Girls of this age can be really bitchy and extremely devious. Surely you wouldn't really believe that the other girls are going to say that your dd is bullying this girl, they are going to all stick together. It is going to be difficult to get the real picture unless there is somebody on the bus who isn't involved with either of the girls. Obviously this girl believes that she is being bullied even if her interpretation of bullying is excluding her (although maybe in that special way that girls of this age can). It is not right for the mother to have a go at your dd though.

seeker · 02/07/2009 15:50

I have said lots of times I don"t automatically believe my dd!!!!

OP posts:
mummyrex · 02/07/2009 16:26

Hi Seeker, just my 2c but I think you have handled things really well. In my experience I have seen even the nicest most reasonable mums get ultra defensive when approached by another mum regading their child bullying and completely deny, or even worse, justify all - which you did not do.

I think this could be just a matter of perception.
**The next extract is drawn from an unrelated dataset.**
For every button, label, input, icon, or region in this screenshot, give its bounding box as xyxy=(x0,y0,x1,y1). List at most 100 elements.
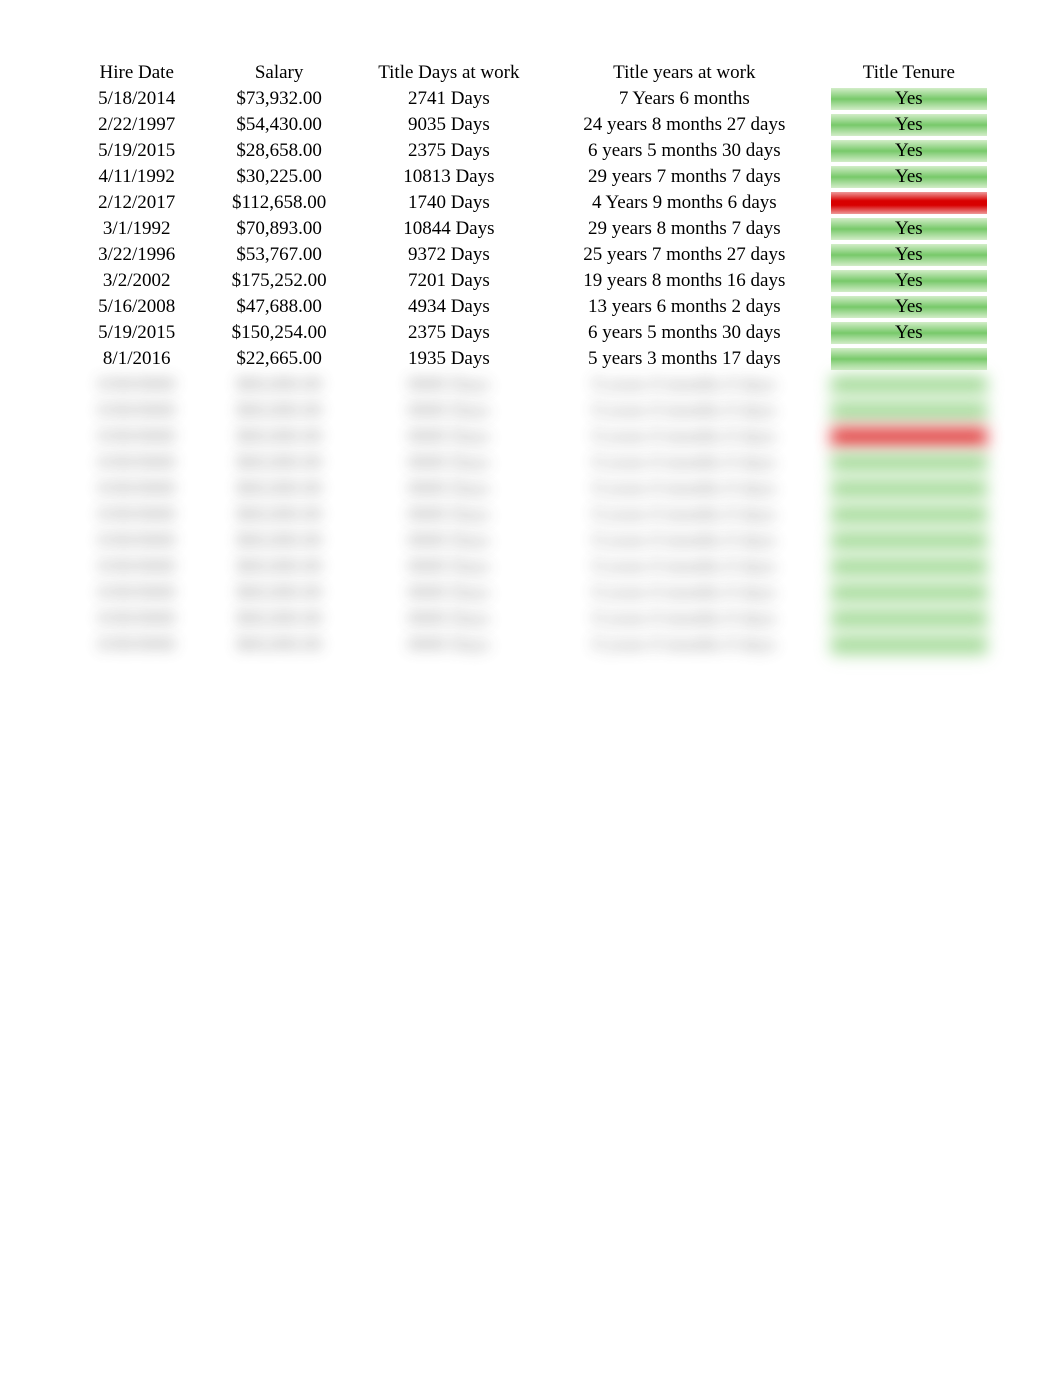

That doesn't make it any less upsetting but difficult to sort.

I was bullied at school (or feel I was!)in this sort of way and more overtly so I am very sympathetic BUT i think the other mother has crossed a serious line and probably needs to be doing more to help her DD deal with the situation not attacking your's.

I call the school for advice, perhaps talk to the bus company and ask them to tell the driver to call the police should this woman turn up again.

Merrylegs · 02/07/2009 16:46

I think the other girl is feeling very low and is no doubt genuinely upset. But the mother should find her a strategy to deal with that, and a way to boost her self esteem. Something like, "you must be feeling very upset, but it is only a bus ride. Be glad these girls aren't at your school. Plug yourself into your ipod and ignore them. They are looking for a reaction. Don't give them one. You are better than that."

She may well have blanked your DD when she said hello, but if she is wary of your DD's attitude to her she may have been suspicious and not had the confidence to accept it for the friendly gesture it was. She does sound very insecure and I am sure she is a worry for her mother, who is trying to make things better but actually not!